In July, the National Archives and Records Administration (NARA)—the agency charged with maintaining records produced by the federal government—published a request made by Immigrations and Customs Enforcement (ICE) to begin destroying detainee records, including those related to in-custody deaths, sexual assault, and the use of solitary confinement. The request has been preliminarily approved.
The petition to destroy records comes at a time when ICE has been tasked with increasing its enforcement operations, widening its apprehension net to include groups of previously protected people, even those benefiting from Deferred Action for Childhood Arrivals (DACA), a program that was rescinded on September 5. Unless Congress passes some version of the Dream Act, DACA recipients will see their protection begin to expire next March. ICE petitioned to begin destroying some types of records as quickly as three years after they are created, 20 years for others.
Some ICE records, however, will be maintained by NARA in perpetuity. Laurence Brewer, chief records officer for the US government, explained to me in an e-mail that federal records are kept permanently for one of three possible reasons: They document (1) the rights of citizens, (2) the actions of federal officials essential to understanding and evaluating federal actions, or (3) “the national experience.” Examples of documents that NARA will permanently keep are ICE’s Internal Affairs Significant Misconduct Investigative Case Files and the Department of Homeland Security’s Civil Rights and Civil Liberties annual report.
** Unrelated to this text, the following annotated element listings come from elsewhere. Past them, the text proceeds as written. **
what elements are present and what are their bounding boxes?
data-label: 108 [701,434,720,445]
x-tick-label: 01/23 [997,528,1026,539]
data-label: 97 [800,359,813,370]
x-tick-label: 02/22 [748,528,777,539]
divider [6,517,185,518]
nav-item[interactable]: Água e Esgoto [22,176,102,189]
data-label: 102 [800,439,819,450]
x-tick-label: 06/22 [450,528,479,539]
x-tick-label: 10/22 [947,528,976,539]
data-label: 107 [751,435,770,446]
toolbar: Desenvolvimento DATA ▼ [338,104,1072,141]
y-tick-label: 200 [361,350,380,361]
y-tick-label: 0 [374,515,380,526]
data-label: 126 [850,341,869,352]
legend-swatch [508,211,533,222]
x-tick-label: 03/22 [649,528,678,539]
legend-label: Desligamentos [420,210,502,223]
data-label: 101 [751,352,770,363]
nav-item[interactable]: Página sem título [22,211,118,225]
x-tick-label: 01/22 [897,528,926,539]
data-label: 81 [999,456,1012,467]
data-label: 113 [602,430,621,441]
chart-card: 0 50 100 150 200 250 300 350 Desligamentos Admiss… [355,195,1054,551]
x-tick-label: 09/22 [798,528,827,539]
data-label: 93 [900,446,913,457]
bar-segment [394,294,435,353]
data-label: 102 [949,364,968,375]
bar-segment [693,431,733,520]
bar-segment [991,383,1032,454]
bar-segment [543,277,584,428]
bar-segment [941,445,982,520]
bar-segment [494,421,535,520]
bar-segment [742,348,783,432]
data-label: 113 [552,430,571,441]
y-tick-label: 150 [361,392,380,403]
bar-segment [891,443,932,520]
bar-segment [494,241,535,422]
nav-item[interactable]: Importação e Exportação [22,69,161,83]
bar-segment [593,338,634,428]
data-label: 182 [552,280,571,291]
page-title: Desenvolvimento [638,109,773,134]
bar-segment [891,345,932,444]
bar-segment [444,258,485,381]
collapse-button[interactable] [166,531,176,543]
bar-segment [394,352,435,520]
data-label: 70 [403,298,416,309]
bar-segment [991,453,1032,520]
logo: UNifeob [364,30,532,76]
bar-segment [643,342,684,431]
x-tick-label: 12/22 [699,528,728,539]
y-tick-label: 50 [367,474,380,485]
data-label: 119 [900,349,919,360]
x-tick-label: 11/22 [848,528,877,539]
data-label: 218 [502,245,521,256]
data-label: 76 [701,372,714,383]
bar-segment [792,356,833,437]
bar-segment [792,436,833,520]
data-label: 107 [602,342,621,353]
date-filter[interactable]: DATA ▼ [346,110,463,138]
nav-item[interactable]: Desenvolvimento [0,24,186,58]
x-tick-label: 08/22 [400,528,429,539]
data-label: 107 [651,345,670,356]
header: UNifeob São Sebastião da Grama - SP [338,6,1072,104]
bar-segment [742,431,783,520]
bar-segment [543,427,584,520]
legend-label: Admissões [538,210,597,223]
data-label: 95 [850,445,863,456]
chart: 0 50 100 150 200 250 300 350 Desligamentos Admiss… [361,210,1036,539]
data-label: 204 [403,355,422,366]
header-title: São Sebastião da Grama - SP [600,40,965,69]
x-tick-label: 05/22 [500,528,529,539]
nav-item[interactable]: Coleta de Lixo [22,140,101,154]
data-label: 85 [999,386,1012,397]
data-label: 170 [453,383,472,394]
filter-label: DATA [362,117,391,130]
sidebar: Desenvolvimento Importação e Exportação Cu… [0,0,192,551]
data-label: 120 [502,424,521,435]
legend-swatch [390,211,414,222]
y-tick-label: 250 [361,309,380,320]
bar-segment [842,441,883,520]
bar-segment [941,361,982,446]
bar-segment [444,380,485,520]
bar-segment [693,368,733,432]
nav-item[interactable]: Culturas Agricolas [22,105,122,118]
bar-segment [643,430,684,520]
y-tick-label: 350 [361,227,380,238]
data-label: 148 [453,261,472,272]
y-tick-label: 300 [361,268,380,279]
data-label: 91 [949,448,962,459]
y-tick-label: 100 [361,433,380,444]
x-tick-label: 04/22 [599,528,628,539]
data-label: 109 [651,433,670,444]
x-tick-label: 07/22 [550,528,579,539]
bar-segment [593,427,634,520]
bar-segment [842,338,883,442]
Immigration advocates worry that ICE’s request, made public at a time of expanding operations (the original request, which went through multiple revisions, was made in 2015), is a further turn towards obfuscation for the notoriously opaque agency. Royce Bernstein Murray, policy director of the American Immigration Council, argues that ICE’s power is already set to increase dramatically: According to the Los Angeles Times, a January memo from Trump’s “immigration policy experts” proposed raising the so-called “bed quota,” a congressional mandate that currently requires ICE to keep at least 34,000 inmates in ICE custody at all times (in practice that number has at points risen to over 40,000) to as high as 80,000 per day; the Trump administration has given the agency free rein to pursue increased levels of enforcement; and Trump himself has decided to end the DACA program that shielded 800,000 young people from deportation. Altogether, as Murray points out, we are seeing ever more people being rounded up, held in detention, and deported.